The then-Democratic opposition in Congress was critical of the appointment since it required that exemption.

Austin was one of three candidates being talked about for the post alongside former Homeland Security Secretary Jeh Johnson, also African-American, and perhaps the favorite, Pentagon official Michèle A. Flournoy.

Flournoy served as Undersecretary of Defense during Barack Obama’s presidency who was likewise viewed as the candidate best positioned to take over the Pentagon in a hypothetical Hillary Clinton victory in 2016.

In 2015, Austin came off badly in a congressional hearing in which he admitted that the Pentagon had spent $500 million on a program to train Syrian opposition fighters that was virtually useless.

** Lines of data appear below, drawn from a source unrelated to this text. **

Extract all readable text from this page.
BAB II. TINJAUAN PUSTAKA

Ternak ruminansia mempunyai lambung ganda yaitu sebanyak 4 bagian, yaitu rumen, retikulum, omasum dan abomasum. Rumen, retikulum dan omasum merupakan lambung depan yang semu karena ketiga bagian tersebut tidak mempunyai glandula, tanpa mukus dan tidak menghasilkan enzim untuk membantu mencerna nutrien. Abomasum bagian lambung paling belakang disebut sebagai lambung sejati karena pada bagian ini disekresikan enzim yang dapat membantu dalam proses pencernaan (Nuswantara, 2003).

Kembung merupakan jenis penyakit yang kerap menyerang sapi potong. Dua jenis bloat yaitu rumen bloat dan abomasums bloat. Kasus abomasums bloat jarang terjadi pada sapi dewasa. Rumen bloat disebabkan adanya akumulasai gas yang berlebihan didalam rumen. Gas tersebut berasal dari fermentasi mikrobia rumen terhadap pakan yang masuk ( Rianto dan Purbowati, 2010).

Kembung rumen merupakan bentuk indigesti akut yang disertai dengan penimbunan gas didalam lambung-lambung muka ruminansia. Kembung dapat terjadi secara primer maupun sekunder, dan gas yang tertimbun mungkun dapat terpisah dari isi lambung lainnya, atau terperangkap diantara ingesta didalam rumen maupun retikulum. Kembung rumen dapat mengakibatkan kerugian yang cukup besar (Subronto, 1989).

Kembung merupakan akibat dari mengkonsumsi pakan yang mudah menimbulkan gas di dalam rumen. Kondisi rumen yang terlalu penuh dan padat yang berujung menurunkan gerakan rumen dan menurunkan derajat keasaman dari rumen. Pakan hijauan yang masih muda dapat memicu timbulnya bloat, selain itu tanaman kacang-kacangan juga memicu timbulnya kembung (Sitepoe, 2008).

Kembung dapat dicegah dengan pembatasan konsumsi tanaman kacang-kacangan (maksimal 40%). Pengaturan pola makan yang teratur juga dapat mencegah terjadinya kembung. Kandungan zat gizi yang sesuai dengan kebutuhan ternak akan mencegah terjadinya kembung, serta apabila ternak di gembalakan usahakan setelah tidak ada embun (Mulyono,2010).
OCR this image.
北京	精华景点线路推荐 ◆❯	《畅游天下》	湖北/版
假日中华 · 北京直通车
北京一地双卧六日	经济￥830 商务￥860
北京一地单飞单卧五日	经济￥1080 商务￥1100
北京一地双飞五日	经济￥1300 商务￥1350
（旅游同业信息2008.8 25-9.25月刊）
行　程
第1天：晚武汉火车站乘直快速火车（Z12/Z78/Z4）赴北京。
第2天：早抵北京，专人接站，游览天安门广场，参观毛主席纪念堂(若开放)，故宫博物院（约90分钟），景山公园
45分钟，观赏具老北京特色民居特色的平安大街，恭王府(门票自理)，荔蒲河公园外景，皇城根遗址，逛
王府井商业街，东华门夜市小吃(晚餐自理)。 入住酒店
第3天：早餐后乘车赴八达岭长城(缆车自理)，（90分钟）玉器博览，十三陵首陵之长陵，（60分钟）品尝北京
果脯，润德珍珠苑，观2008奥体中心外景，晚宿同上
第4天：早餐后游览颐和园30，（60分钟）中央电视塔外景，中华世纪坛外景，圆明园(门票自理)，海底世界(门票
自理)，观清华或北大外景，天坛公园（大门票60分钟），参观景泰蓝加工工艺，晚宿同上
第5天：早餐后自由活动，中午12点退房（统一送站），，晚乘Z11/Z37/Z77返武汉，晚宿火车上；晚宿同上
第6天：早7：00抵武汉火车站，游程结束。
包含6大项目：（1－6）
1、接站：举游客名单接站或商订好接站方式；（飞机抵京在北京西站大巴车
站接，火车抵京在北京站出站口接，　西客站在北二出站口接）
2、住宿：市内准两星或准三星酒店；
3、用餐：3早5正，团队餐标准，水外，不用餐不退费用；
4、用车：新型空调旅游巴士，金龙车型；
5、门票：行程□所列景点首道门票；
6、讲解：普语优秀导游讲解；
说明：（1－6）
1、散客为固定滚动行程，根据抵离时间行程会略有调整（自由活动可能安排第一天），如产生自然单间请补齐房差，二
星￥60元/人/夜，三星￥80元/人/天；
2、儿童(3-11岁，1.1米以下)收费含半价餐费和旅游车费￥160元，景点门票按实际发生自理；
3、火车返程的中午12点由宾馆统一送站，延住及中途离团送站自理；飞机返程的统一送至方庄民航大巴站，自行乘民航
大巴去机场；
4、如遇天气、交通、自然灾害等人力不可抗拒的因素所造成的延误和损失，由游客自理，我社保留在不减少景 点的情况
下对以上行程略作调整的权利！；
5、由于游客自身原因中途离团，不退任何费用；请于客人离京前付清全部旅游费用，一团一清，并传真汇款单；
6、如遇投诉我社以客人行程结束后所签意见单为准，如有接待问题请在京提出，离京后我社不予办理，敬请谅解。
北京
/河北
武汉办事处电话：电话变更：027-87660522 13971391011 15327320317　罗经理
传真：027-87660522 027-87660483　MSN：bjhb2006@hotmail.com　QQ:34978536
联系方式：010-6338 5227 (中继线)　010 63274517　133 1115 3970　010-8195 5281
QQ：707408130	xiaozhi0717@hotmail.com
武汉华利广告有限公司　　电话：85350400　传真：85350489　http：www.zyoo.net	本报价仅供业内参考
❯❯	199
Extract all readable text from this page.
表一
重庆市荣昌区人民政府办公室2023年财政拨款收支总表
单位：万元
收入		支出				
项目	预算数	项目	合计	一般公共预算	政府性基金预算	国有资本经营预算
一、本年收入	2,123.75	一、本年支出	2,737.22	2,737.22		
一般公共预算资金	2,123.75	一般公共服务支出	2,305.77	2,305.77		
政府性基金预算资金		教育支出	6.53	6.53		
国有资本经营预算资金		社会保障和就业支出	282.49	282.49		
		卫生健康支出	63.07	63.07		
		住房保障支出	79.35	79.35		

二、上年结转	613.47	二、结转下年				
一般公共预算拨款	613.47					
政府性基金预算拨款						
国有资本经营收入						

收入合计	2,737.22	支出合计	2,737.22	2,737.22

After retiring from active duty, Austin joined the boards of directors of Raytheon Technologies, one of the Pentagon’s largest contractors; Nucor, the largest steel producer in the United States; and the medical insurance company Tenet.

Biden thus continues to complete his Cabinet following the appointments of Janet Yellen to the Treasury, Antony Blinken as Secretary of State, Alejandro Mayorkas as head of Homeland Security, and Xavier Becerra at Health and Human Services.